Using word boundaries means you would not match "foo"
if the string contained "foobar"
.
Regardless of the approach you take, once you know the specific tags you want to search for you should search only for those, searching every tag may mean you get matches that are completely unrelated to what you actually want.
If you have a lot of parsing to do like above where you are filtering by text, you may find lxml very powerful, using an xpath expression we can filter very easily:
base_url = "http://www.flsenate.gov/Laws/Statutes/2015/Chapter001/All"

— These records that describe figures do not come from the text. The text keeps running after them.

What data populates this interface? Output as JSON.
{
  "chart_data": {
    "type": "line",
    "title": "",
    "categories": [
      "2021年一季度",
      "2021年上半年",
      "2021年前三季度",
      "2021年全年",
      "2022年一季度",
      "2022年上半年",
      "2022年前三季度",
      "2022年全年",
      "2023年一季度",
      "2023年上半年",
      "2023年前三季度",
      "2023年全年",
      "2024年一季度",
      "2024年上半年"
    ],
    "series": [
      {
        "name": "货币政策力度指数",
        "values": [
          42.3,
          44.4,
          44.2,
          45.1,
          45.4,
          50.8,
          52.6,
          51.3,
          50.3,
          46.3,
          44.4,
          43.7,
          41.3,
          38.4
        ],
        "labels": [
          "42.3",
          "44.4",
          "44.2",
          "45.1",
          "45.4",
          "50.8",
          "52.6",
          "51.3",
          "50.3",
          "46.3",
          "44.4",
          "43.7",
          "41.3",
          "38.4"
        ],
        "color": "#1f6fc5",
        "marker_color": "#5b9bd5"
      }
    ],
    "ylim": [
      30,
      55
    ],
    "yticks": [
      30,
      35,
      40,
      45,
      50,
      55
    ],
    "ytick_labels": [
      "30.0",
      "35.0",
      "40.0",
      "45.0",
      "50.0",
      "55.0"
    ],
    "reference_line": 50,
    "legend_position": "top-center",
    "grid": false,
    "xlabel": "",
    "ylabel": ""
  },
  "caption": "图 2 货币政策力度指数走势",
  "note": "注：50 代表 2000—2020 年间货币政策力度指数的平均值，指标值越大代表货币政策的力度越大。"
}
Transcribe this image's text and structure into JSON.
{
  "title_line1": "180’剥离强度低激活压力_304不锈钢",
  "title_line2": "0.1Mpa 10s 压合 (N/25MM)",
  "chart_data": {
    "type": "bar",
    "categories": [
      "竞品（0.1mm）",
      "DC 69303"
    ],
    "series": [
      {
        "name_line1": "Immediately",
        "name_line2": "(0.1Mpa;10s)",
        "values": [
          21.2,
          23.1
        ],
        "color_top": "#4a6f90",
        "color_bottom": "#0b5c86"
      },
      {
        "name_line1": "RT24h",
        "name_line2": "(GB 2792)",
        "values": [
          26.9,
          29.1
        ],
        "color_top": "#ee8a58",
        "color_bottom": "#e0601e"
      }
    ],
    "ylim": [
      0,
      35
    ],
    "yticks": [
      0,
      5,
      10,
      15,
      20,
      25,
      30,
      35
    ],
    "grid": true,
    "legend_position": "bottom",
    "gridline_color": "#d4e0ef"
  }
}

from lxml.etree import fromstring, HTMLParser
import requests
r = requests.get(base_url).content
xml = fromstring(r, HTMLParser())
print(xml.xpath("//span[@class='Text Intro Justify' and contains(text(),'agricultural')]//text()"))
Which gives you:
['Crude turpentine gum (oleoresin), the product of a living tree or trees of the pine species, and gum-spirits-of-turpentine and gum resin as processed therefrom, shall be taken and understood to be agricultural products, farm products, and agricultural commodities.', u'Whenever the terms \u201cagriculture,\u201d \u201cagricultural purposes,\u201d \u201cagricultural uses,\u201d or words of similar import are used in any of the statutes of the state, such terms include aquaculture, horticulture, and floriculture; aquacultural purposes, horticultural purposes, and floricultural purposes; aquacultural uses, horticultural uses, and floricultural uses; and words of similar import applicable to agriculture are likewise applicable to aquaculture, horticulture, and floriculture.']

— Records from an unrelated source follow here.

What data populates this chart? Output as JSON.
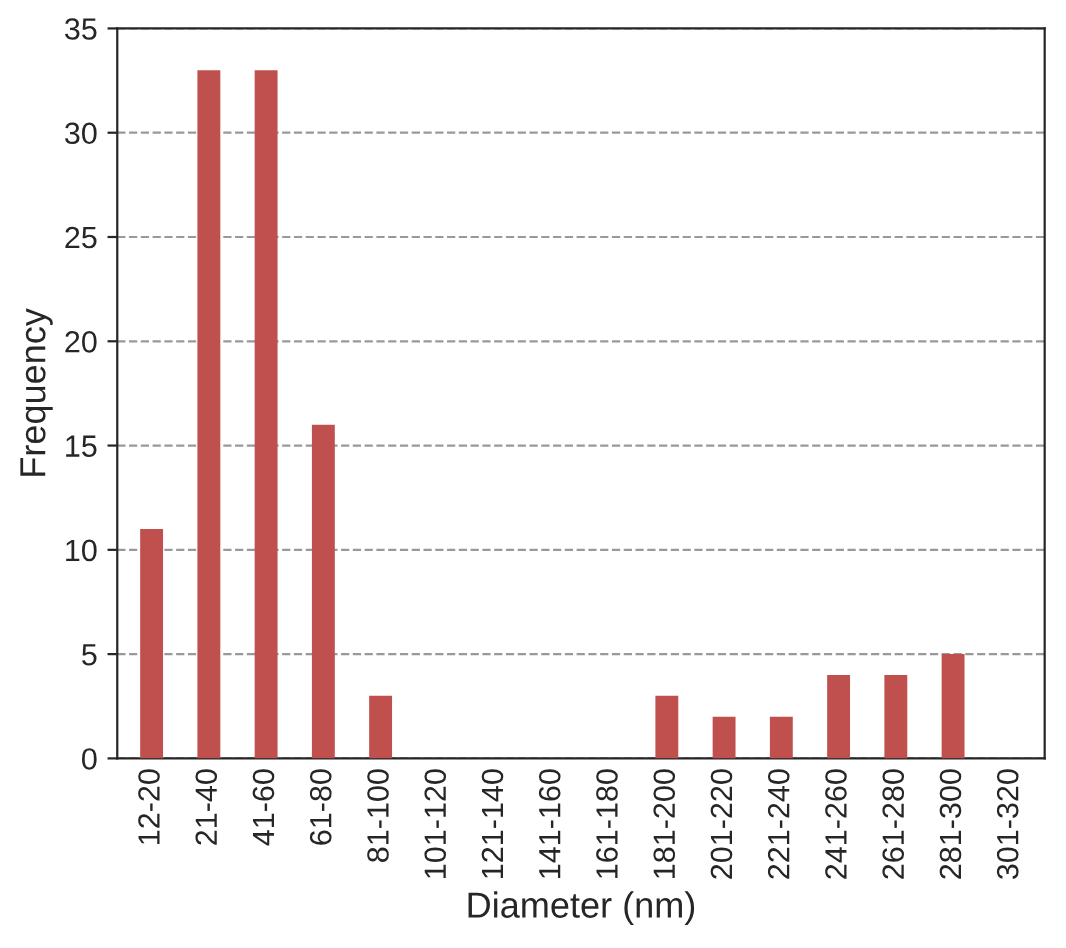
{
  "chart_data": {
    "type": "bar",
    "xlabel": "Diameter (nm)",
    "ylabel": "Frequency",
    "categories": [
      "12-20",
      "21-40",
      "41-60",
      "61-80",
      "81-100",
      "101-120",
      "121-140",
      "141-160",
      "161-180",
      "181-200",
      "201-220",
      "221-240",
      "241-260",
      "261-280",
      "281-300",
      "301-320"
    ],
    "values": [
      11,
      33,
      33,
      16,
      3,
      0,
      0,
      0,
      0,
      3,
      2,
      2,
      4,
      4,
      5,
      0
    ],
    "color": "#c0504d",
    "ylim": [
      0,
      35
    ],
    "yticks": [
      0,
      5,
      10,
      15,
      20,
      25,
      30,
      35
    ],
    "grid": "y",
    "legend": false
  }
}
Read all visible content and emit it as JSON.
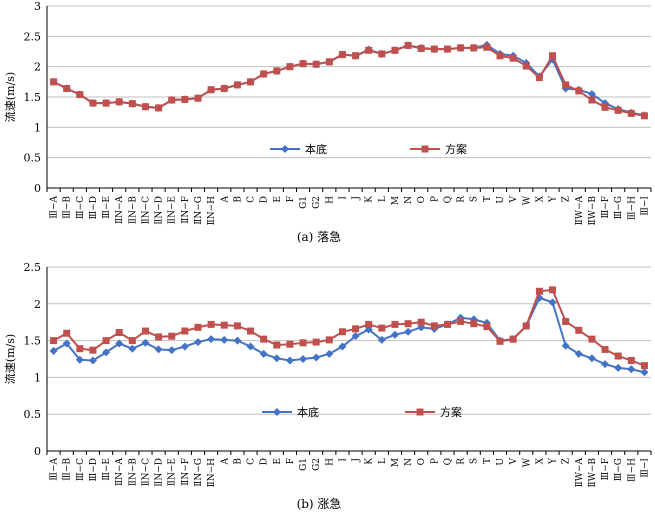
{
  "colors": {
    "base": "#4472C4",
    "scheme": "#C0504D"
  },
  "chart_data": [
    {
      "type": "line",
      "caption": "(a) 落急",
      "ylabel": "流速(m/s)",
      "ylim": [
        0,
        3
      ],
      "yticks": [
        "0",
        "0.5",
        "1",
        "1.5",
        "2",
        "2.5",
        "3"
      ],
      "grid": true,
      "legend_position": "bottom-center",
      "categories": [
        "Ⅲ−A",
        "Ⅲ−B",
        "Ⅲ−C",
        "Ⅲ−D",
        "Ⅲ−E",
        "ⅡN−A",
        "ⅡN−B",
        "ⅡN−C",
        "ⅡN−D",
        "ⅡN−E",
        "ⅡN−F",
        "ⅡN−G",
        "ⅡN−H",
        "A",
        "B",
        "C",
        "D",
        "E",
        "F",
        "G1",
        "G2",
        "H",
        "I",
        "J",
        "K",
        "L",
        "M",
        "N",
        "O",
        "P",
        "Q",
        "R",
        "S",
        "T",
        "U",
        "V",
        "W",
        "X",
        "Y",
        "Z",
        "ⅡW−A",
        "ⅡW−B",
        "Ⅲ−F",
        "Ⅲ−G",
        "Ⅲ−H",
        "Ⅲ−I"
      ],
      "series": [
        {
          "name": "本底",
          "marker": "diamond",
          "values": [
            1.75,
            1.64,
            1.54,
            1.4,
            1.4,
            1.42,
            1.39,
            1.34,
            1.32,
            1.45,
            1.46,
            1.48,
            1.62,
            1.64,
            1.7,
            1.75,
            1.88,
            1.93,
            2.0,
            2.05,
            2.04,
            2.08,
            2.2,
            2.18,
            2.28,
            2.21,
            2.27,
            2.35,
            2.31,
            2.29,
            2.29,
            2.31,
            2.31,
            2.36,
            2.21,
            2.18,
            2.06,
            1.84,
            2.12,
            1.64,
            1.62,
            1.55,
            1.4,
            1.3,
            1.24,
            1.2
          ]
        },
        {
          "name": "方案",
          "marker": "square",
          "values": [
            1.75,
            1.64,
            1.54,
            1.4,
            1.4,
            1.42,
            1.39,
            1.34,
            1.32,
            1.45,
            1.46,
            1.48,
            1.62,
            1.64,
            1.7,
            1.75,
            1.88,
            1.93,
            2.0,
            2.05,
            2.04,
            2.08,
            2.2,
            2.18,
            2.27,
            2.21,
            2.27,
            2.35,
            2.3,
            2.29,
            2.29,
            2.31,
            2.31,
            2.32,
            2.18,
            2.14,
            2.01,
            1.82,
            2.18,
            1.7,
            1.6,
            1.45,
            1.33,
            1.28,
            1.23,
            1.19
          ]
        }
      ]
    },
    {
      "type": "line",
      "caption": "(b) 涨急",
      "ylabel": "流速(m/s)",
      "ylim": [
        0,
        2.5
      ],
      "yticks": [
        "0",
        "0.5",
        "1",
        "1.5",
        "2",
        "2.5"
      ],
      "grid": true,
      "legend_position": "bottom-center",
      "categories": [
        "Ⅲ−A",
        "Ⅲ−B",
        "Ⅲ−C",
        "Ⅲ−D",
        "Ⅲ−E",
        "ⅡN−A",
        "ⅡN−B",
        "ⅡN−C",
        "ⅡN−D",
        "ⅡN−E",
        "ⅡN−F",
        "ⅡN−G",
        "ⅡN−H",
        "A",
        "B",
        "C",
        "D",
        "E",
        "F",
        "G1",
        "G2",
        "H",
        "I",
        "J",
        "K",
        "L",
        "M",
        "N",
        "O",
        "P",
        "Q",
        "R",
        "S",
        "T",
        "U",
        "V",
        "W",
        "X",
        "Y",
        "Z",
        "ⅡW−A",
        "ⅡW−B",
        "Ⅲ−F",
        "Ⅲ−G",
        "Ⅲ−H",
        "Ⅲ−I"
      ],
      "series": [
        {
          "name": "本底",
          "marker": "diamond",
          "values": [
            1.36,
            1.46,
            1.24,
            1.23,
            1.34,
            1.46,
            1.39,
            1.47,
            1.38,
            1.37,
            1.42,
            1.48,
            1.52,
            1.51,
            1.5,
            1.42,
            1.32,
            1.26,
            1.23,
            1.25,
            1.27,
            1.32,
            1.42,
            1.56,
            1.65,
            1.51,
            1.58,
            1.62,
            1.68,
            1.66,
            1.72,
            1.81,
            1.79,
            1.74,
            1.5,
            1.52,
            1.7,
            2.08,
            2.02,
            1.43,
            1.32,
            1.26,
            1.18,
            1.13,
            1.11,
            1.07
          ]
        },
        {
          "name": "方案",
          "marker": "square",
          "values": [
            1.5,
            1.6,
            1.39,
            1.37,
            1.5,
            1.61,
            1.5,
            1.63,
            1.55,
            1.56,
            1.63,
            1.68,
            1.72,
            1.71,
            1.7,
            1.63,
            1.52,
            1.44,
            1.45,
            1.47,
            1.48,
            1.51,
            1.62,
            1.66,
            1.72,
            1.67,
            1.72,
            1.73,
            1.75,
            1.7,
            1.72,
            1.76,
            1.73,
            1.69,
            1.49,
            1.52,
            1.7,
            2.17,
            2.19,
            1.76,
            1.64,
            1.52,
            1.38,
            1.29,
            1.23,
            1.16
          ]
        }
      ]
    }
  ]
}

For an upper or lower case match with the xpath, we need to translate A to a:
(xml.xpath("//span[@class='Text Intro Justify' and contains(translate(text(), 'A','a'), 'agricultural')]//text()")
The \u201
you see are the repr
output for “
, when you actually print the strings you will see the str
output.
In [3]: s = u"Whenever the terms \u201cagriculture,\u201d \u201cagricultural purposes,\u201d \u201cagricultural uses,\u201d or words of similar import are used in any of the statutes of the state, such terms include aquaculture, horticulture, and floriculture; aquacultural purposes, horticultural purposes, and floricultural purposes; aquacultural uses, horticultural uses, and floricultural uses; and words of similar import applicable to agriculture are likewise applicable to aquaculture, horticulture, and floriculture."
In [4]: print(s)
Whenever the terms “agriculture,” “agricultural purposes,” “agricultural uses,” or words of similar import are used in any of the statutes of the state, such terms include aquaculture, horticulture, and floriculture; aquacultural purposes, horticultural purposes, and floricultural purposes; aquacultural uses, horticultural uses, and floricultural uses; and words of similar import applicable to agriculture are likewise applicable to aquaculture, horticulture, and floriculture.